Effective November 9, 2017, the Department of the Treasury’s Office of Foreign Assets Control (OFAC) and the Department of Commerce’s Bureau of Industry and Security (BIS) amended the Cuban Assets Control Regulations (CACR) and Export Administration Regulations (EAR), respectively, to implement US Cuba sanctions policy changes President Trump announced in a presidential memorandum issued June 16, 2017.  Concurrently, as required by the presidential memorandum, the Department of State published a list of 180 entities and subentities associated with Cuban military, intelligence, and security services (Cuba Restricted List).  As such, US government policy establishes that direct financial transactions conducted by persons subject to US jurisdiction with persons identified on the Cuba Restricted List would disproportionately benefit them at the expense of the Cuban people or private enterprise in Cuba.
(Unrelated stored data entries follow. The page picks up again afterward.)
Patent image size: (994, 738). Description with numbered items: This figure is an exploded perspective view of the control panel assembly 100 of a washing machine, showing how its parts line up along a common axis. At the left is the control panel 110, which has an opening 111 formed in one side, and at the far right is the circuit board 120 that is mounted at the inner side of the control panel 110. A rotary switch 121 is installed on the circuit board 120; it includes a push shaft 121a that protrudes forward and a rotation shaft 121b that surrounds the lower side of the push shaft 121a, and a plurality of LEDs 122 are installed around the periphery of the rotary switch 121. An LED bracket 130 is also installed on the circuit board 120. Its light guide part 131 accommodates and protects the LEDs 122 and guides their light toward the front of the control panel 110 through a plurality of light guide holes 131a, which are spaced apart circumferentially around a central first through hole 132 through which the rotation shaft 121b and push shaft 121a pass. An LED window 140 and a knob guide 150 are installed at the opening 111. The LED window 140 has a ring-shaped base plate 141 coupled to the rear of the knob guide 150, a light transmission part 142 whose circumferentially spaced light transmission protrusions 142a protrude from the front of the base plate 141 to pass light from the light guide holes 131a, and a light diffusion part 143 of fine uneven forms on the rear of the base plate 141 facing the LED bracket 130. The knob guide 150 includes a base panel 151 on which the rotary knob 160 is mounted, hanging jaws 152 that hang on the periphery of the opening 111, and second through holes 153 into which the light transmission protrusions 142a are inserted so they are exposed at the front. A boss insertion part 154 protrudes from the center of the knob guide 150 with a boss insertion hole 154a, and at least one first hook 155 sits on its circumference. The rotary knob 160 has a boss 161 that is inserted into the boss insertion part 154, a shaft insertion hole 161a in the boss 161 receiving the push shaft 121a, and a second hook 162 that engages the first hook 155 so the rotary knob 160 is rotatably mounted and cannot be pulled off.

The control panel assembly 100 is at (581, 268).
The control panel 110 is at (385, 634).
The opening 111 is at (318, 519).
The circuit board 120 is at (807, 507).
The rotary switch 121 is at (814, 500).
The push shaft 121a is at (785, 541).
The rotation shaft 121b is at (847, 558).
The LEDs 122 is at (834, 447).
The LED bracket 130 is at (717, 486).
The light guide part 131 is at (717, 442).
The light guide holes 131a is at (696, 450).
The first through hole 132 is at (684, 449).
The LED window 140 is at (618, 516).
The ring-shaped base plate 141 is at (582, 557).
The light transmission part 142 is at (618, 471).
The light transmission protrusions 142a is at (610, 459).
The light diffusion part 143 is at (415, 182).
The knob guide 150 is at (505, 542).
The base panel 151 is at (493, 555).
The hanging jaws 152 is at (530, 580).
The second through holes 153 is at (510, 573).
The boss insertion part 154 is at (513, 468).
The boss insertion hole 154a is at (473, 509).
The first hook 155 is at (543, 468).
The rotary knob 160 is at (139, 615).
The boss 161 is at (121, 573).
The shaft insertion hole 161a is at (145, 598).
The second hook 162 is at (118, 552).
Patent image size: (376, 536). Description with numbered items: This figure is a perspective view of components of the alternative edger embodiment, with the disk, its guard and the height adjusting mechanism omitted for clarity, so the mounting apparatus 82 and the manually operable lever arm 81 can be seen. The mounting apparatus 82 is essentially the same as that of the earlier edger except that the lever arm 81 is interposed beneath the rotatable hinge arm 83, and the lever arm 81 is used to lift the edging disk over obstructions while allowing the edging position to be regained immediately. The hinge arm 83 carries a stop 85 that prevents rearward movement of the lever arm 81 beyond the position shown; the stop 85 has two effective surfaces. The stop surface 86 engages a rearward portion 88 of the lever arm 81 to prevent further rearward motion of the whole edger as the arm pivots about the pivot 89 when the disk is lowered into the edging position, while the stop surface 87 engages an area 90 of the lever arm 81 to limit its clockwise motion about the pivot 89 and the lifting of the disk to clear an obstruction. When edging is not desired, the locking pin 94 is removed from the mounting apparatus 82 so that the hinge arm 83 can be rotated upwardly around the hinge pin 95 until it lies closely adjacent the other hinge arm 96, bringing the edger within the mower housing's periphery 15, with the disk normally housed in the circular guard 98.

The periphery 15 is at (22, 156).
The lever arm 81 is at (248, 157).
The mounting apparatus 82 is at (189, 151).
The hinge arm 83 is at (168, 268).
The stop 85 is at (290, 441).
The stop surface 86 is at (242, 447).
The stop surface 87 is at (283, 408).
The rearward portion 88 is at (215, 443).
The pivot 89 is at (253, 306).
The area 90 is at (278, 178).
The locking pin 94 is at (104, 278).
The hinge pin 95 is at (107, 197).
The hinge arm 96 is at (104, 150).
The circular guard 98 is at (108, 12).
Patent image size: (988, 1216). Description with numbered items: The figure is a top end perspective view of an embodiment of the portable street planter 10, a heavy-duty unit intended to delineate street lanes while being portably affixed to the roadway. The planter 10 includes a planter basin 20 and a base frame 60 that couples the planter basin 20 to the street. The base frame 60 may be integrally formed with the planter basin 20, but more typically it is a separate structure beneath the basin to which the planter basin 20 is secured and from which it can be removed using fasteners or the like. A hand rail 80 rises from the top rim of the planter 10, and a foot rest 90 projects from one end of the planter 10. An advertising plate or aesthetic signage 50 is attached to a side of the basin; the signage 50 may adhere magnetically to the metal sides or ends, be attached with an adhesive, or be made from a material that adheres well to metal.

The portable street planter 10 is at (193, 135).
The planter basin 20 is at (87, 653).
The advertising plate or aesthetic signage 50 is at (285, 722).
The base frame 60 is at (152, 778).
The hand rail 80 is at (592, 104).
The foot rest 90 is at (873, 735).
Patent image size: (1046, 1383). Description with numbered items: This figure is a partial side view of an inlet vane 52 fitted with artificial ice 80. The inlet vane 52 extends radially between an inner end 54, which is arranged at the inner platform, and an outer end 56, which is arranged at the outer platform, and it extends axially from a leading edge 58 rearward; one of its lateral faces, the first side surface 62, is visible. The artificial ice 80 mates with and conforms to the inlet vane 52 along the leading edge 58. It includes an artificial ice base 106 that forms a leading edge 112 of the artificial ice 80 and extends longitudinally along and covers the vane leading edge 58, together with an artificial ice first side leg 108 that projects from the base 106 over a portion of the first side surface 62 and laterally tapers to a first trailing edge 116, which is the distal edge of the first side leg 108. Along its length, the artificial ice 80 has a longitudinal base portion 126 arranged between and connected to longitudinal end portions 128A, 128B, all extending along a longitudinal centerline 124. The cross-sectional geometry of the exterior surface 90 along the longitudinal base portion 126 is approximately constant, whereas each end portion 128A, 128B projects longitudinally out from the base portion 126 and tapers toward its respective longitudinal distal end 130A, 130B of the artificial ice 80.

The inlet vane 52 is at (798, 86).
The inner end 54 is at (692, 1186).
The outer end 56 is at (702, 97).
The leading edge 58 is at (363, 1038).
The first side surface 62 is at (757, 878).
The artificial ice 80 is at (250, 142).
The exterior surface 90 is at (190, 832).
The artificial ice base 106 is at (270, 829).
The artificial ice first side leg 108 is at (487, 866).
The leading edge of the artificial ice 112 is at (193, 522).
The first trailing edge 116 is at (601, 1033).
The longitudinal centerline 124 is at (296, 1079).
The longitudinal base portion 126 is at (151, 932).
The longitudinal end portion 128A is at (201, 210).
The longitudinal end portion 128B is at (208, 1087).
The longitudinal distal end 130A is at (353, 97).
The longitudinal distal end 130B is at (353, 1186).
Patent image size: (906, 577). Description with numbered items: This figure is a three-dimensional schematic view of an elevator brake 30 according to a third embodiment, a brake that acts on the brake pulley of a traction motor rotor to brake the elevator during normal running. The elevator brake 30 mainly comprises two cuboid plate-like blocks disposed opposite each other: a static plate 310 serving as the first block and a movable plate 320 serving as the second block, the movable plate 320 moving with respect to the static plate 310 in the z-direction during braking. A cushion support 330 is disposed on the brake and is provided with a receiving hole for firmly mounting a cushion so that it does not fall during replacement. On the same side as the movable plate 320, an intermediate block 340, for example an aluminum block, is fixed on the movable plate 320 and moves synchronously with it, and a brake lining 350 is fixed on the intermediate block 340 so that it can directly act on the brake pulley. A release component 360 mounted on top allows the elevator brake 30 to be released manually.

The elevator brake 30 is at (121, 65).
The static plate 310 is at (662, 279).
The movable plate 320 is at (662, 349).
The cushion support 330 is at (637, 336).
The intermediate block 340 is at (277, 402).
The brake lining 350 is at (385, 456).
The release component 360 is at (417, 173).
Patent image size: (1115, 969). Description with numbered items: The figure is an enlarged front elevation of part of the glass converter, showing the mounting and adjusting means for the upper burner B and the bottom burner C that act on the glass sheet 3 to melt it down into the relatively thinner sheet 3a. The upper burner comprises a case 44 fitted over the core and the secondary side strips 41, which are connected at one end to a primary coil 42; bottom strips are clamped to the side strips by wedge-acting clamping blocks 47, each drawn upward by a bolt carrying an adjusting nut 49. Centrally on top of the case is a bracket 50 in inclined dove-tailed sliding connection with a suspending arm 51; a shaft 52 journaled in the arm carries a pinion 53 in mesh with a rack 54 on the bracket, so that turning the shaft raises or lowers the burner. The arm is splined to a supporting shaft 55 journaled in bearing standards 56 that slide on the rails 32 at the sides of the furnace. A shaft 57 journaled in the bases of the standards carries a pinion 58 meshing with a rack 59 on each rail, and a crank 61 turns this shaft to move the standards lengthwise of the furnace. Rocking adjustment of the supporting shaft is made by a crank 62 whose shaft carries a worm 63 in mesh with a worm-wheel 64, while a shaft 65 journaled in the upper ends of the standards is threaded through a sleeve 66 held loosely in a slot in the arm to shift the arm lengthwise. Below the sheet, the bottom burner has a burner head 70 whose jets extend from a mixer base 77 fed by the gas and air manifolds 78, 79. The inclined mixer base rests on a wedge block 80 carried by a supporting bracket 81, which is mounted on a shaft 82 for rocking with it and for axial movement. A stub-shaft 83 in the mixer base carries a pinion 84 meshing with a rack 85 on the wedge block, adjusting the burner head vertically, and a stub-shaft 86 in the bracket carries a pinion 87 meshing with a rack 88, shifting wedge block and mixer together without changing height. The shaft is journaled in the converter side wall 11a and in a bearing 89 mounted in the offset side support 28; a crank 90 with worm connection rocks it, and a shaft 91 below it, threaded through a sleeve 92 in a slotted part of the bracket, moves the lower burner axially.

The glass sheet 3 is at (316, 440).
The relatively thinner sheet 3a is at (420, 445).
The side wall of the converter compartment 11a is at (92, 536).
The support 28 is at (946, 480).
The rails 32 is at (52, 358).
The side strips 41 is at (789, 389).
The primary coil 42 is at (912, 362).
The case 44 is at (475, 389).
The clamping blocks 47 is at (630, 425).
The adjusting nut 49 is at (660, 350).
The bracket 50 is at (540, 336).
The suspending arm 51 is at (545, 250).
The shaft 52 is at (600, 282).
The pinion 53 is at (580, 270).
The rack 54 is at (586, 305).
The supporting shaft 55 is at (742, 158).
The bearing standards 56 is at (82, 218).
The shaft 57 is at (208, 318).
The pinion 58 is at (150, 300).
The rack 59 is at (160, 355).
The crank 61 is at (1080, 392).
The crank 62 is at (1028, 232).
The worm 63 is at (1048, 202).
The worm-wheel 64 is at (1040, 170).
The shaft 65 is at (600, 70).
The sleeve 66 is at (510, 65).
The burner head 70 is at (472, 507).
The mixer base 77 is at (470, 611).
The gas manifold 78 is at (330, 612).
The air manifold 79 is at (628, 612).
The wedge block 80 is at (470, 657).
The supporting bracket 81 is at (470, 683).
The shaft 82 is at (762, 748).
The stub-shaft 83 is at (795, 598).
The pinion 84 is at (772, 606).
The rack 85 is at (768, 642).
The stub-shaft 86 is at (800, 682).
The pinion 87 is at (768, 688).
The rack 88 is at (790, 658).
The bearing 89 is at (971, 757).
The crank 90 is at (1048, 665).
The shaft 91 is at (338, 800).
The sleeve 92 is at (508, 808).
Even though President Trump announced in June that he was “cancelling the last administration’s completely one-sided deal with Cuba,” the memorandum he issued in June, and the regulatory changes implemented by the State, Treasury, and Commerce Departments last week, reflect relatively moderate changes to US Cuba sanctions policy, as we previously explained in our June advisory on the matter.  While these changes limit certain US business activity with, and travel to, Cuba, they do not reflect a roll-back of all (or even most) of the Obama Administration’s significant Cuba sanctions reforms.